University of Alberta-led research shows that an elk’s personality type is a big factor in whether or not it survives the hunting season.
Data collected from GPS collars on more than 100 male and female elk in southwestern Alberta showed U of A researchers the study population could be divided into two categories: “bold runners” and “shy hiders.”
Bold-runner elk, both males and females, moved quickly through the study area and preferred to graze in open fields for the most abundant and nutritious grass.
Lead U of A researcher Simone Ciuti says shy hiders behaved very differently, choosing to graze on the sparse vegetation of wooded areas and moving slowly and cautiously.

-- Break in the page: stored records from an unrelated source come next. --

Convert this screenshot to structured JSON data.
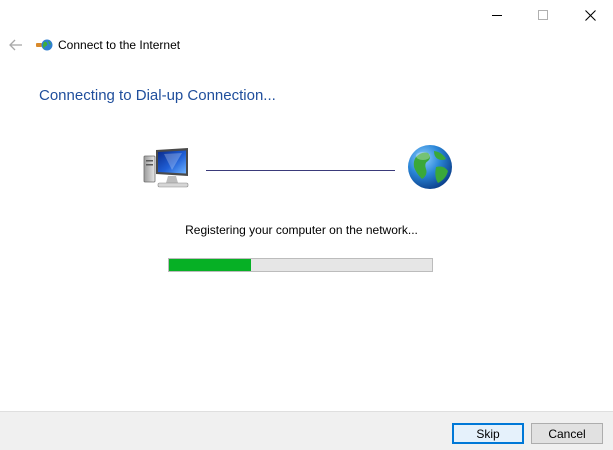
{
  "window": {
    "title": "Connect to the Internet",
    "controls": {
      "minimize": "minimize-icon",
      "maximize": "maximize-icon",
      "close": "close-icon"
    },
    "back_icon": "back-arrow-icon"
  },
  "main": {
    "heading": "Connecting to Dial-up Connection...",
    "status": "Registering your computer on the network...",
    "progress": 0.31,
    "icons": {
      "local": "computer-icon",
      "remote": "globe-icon"
    }
  },
  "footer": {
    "skip_label": "Skip",
    "cancel_label": "Cancel"
  },
  "colors": {
    "heading": "#1f4e9c",
    "progress_fill": "#06b025",
    "progress_track": "#e6e6e6",
    "footer_bg": "#f0f0f0",
    "accent_border": "#0078d7"
  }
}
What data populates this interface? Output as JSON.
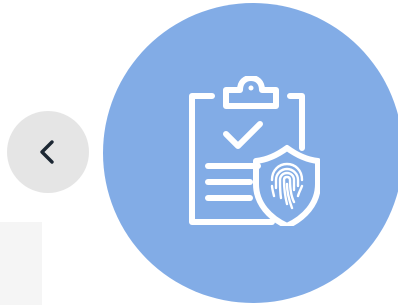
{
  "nav": {
    "back_icon": "chevron-left-icon",
    "back_button_color": "#e5e5e5",
    "back_icon_color": "#1c2733"
  },
  "hero": {
    "icon": "clipboard-check-shield-fingerprint-icon",
    "circle_color": "#82ace6",
    "icon_color": "#ffffff"
  },
  "left_panel": {
    "color": "#f5f5f5"
  }
}
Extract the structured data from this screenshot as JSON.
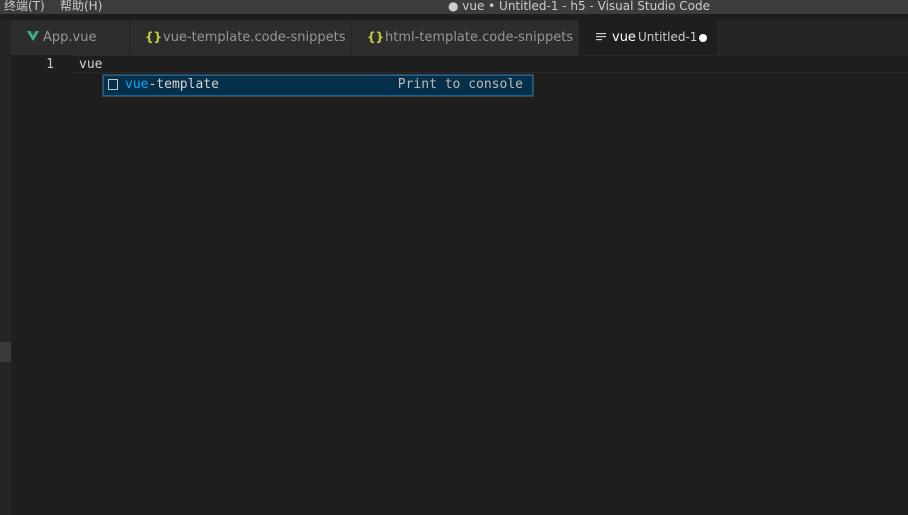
{
  "titlebar": {
    "menu": [
      {
        "label": "终端(T)"
      },
      {
        "label": "帮助(H)"
      }
    ],
    "window_title": "● vue • Untitled-1 - h5 - Visual Studio Code"
  },
  "tabs": [
    {
      "icon": "vue-icon",
      "label": "App.vue",
      "active": false
    },
    {
      "icon": "json-braces-icon",
      "label": "vue-template.code-snippets",
      "active": false
    },
    {
      "icon": "json-braces-icon",
      "label": "html-template.code-snippets",
      "active": false
    },
    {
      "icon": "text-lines-icon",
      "label": "vue",
      "description": "Untitled-1",
      "active": true,
      "dirty": true
    }
  ],
  "editor": {
    "lines": [
      {
        "number": "1",
        "text": "vue"
      }
    ]
  },
  "suggest": {
    "items": [
      {
        "icon": "snippet-icon",
        "match": "vue",
        "rest": "-template",
        "detail": "Print to console"
      }
    ]
  },
  "colors": {
    "accent_match": "#18a3ff",
    "vue_green": "#41b883",
    "json_yellow": "#cbcb41",
    "dirty_dot": "#ffffff"
  }
}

The research also showed that far more bold-runners were taken by elk hunters than shy hiders.
Ciuti says this is the first time an animal’s personality type has been linked to survival in a hunting season.
“Up until now, it was believed the physical traits of an elk dictated what animals were taken by hunters,” said Ciuti. “Big male elk with large antler racks are traditionally the prime target for hunters.”
Ciuti says GPS data collected over one hunting season shows hunters are going for the most visible or available elk; thus, more bold-runner elk showed up in the scopes of high-powered rifles.
Ciuti says GPS collars were put on a specific group of male elk.
“For the study, 45 two-and-a-half-year-old male elk were collared,” explained Ciuti. “At two-and-a-half years of age, this was the first time these young males were eligible hunting targets.” Thirty-three per cent of the males were taken by hunters. All were identified by GPS data as bold runners.
The researchers found that the same held true for a wider age group of 77 female elk in the study. All females between two and nine years of age and identified as bold runners were taken by hunters. All the female elk in that age group identified as shy hiders survived the hunt.
Ciuti says the data showed something interesting in the survival rate of older female elk.
“All the females older than nine years survived the hunting season. That shows us that in female elk, whether they’re bold runners or shy hiders, if they lived to nine years of age, they adapted to hunters and became less visible targets.”
U of A biology professor Mark Boyce was a co-author and principal investigator on the research. Their work was published Sept. 5 in the journal Proceedings of the Royal Society B.